Personal information
- Born: 28 July 1987 (age 39) Shankill, Dublin, Ireland

Sport
- Sport: Field hockey
- Position: Forward
- Club: Pembroke Wanderers

Senior career
- Years: Team / Caps / Goals
- 0000–2010: Pembroke Wanderers / - / -
- 2010–2011: Den Bosch / - / -
- 2011–2014: Pembroke Wanderers / - / -
- 2014–2016: Racing Bruxelles / - / -
- 2016–2018: Pembroke Wanderers / - / -
- 2018–2019: Gantoise / - / -
- 2019–present: Pembroke Wanderers / - / -

National team
- Years: Team / Caps / Goals
- 2006–2018: Ireland / 187 / (74)

Medal record
Men's field hockey
Representing Ireland
EuroHockey Championships
| Bronze medal – third place | 2015 London |  |

= Alan Sothern =

Irish field hockey player

Alan Sothern (born 28 July 1987) is an Irish field hockey player who plays as a forward for the Pembroke Wanderers.

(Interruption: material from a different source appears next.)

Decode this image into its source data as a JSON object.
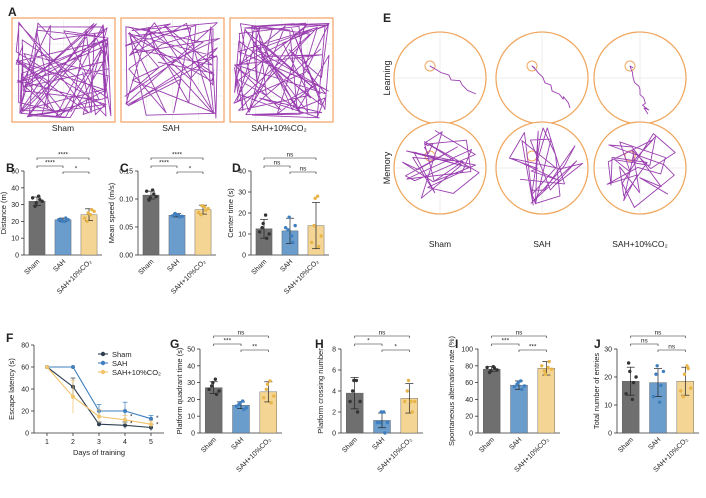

He competed for the Ireland men's national field hockey team at the 2016 Summer Olympics.

==Club career==
Alan Sothern won two Irish Hockey League titles with Pembroke Wanderers in 2009 and 2010, before he went abroad to play for HC Den Bosch in the Netherlands. He left Den Bosch after one season to return to Pembroke Wanderers. He played for Racing Club de Bruxelles and Pembroke Wanderers again before joining La Gantoise in 2018.